Clémence Roy-Darisse

Clémence Roy-Darisse: la profondeur de l’image en surface

Au plan du mentorat, Clémence Roy-Darisse est ravie par son expérience avec 3e Œil. En plus du soutien indéfectible de la directrice générale de L’Avant-première, Claire Duguay, la jeune dramaturge a benéficié des conseils de la metteure en scène Anne-Marie White et du scénographe John Doucet.

Les deux mentors l’ont suivie tout au long du processus qu’elle a entamé pour « professionaliser » Profil, une pièce qu’elle a déjà présentée en 2018, dans le cadre d’une Carte blanche du Théâtre de l’île. Le spectacle n’aura donc plus grand-chose à voir avec la forme « laboratoire » de la mouture originale, mise en scène par Chloé Tremblay.

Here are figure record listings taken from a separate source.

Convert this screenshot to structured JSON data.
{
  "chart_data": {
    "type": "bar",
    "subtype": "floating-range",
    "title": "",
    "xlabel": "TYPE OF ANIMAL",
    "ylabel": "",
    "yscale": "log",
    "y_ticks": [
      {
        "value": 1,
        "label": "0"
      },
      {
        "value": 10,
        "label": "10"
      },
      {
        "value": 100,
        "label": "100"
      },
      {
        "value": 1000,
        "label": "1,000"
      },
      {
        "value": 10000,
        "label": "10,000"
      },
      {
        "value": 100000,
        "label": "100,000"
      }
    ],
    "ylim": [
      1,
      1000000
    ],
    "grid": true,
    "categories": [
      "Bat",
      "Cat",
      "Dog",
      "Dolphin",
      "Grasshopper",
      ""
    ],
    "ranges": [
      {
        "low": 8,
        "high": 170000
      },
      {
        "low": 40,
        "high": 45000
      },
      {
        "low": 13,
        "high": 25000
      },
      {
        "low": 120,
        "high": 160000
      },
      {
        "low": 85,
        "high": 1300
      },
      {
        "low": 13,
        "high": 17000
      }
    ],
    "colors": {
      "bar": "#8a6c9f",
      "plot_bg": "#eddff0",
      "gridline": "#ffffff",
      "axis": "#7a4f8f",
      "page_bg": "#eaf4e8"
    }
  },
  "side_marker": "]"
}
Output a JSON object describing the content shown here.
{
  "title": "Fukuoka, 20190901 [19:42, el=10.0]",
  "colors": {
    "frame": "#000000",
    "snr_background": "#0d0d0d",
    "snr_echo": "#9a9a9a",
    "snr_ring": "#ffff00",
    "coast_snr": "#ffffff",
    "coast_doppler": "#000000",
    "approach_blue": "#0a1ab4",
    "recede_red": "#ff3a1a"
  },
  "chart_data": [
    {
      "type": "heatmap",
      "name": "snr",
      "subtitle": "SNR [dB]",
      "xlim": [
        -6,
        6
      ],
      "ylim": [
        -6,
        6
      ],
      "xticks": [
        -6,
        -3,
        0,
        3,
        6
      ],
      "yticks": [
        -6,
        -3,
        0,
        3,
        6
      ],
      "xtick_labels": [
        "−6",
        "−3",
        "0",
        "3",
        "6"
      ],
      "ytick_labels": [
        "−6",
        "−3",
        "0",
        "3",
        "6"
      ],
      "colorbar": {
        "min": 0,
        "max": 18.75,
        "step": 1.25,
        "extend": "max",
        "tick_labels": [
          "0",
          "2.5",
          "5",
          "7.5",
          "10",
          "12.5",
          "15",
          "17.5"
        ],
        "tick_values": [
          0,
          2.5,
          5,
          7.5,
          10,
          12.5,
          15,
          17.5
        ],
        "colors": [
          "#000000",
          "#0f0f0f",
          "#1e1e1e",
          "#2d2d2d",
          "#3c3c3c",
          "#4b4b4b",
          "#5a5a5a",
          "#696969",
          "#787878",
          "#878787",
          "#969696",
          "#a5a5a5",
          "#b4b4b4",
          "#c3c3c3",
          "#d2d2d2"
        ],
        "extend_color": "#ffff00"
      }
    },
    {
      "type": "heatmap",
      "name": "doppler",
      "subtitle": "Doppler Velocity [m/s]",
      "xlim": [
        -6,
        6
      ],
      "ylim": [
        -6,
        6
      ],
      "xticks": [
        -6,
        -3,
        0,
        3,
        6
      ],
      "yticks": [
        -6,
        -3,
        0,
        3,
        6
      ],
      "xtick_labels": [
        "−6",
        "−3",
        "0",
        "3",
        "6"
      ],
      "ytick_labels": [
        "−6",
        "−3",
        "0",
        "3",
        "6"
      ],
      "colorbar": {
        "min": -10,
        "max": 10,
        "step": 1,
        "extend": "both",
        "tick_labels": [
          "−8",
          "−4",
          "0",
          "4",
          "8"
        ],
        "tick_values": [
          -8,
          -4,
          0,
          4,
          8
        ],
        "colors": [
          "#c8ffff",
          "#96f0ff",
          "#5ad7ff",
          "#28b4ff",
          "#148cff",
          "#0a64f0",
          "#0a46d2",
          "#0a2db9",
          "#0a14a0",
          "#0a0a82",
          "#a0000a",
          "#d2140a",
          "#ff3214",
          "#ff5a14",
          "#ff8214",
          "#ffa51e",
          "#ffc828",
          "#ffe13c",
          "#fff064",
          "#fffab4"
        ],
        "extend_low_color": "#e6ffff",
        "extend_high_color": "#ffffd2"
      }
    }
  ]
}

De brainstorm en brainstorm avec ses comédiens — Sophie Régimbald, Virginie Houet et Miguel Martin — les idées ont fusé, durant cette résidence, à propos des décors ou de l’approche à retravailler. De mars à novembre, durée de cette gestation, les deux mentors « nous ont aidés à remettre en questions certaines choses, à les simplifier et les rendre plus efficaces », partage Mme Roy-Darisse.

« J’ai par exemple dû réorienter toute ma mise en place. Anne-Marie White m’a fait remarquer que [ma mise en scène envisagée] soulignait beaucoup trop ce qui était déjà dans le texte. Elle a apporté beaucoup de profondeur », illustre cette étudiante de l’Université d’Ottawa, qui achève cette année son bac en théâtre, et qui n’avait jamais touché à la mise en scène, hors de son cursus scolaire. Formation qu’elle compte poursuivre l’an prochain, que ce soit en maîtrise à l’Ud’O, ou à Montréal, en écriture dramatique.

Accès difficile

Côté accès aux locaux, le portrait n’est pas aussi rose. La jeune dramaturge s’avoue un peu déçu de n’avoir pu accéder à la scène de la Salle Jean-Despréz, où elle présentera le produit fini de Profil.

Le centre L’Avant-première a déménagé, cette année. De l’édifice du boulevard Taché, où ses locaux étaient auparavant situés, il a réintégré l’immeuble de la rue Montcalm où était déjà installé L’Artishow. Mais, ce faisant, L’Avant-première a aussi perdu son « studio », la petite salle de spectacles attenante à ses anciens locaux, dont les artistes pouvaient disposer à leur guise tout au long de leur résidence, et où ils pouvaient se produire à la fin.

D’où l’idée d’utiliser cette année la salle Jean-Despréz (SJD), nettement plus grande — et plus centrale, géographiquement.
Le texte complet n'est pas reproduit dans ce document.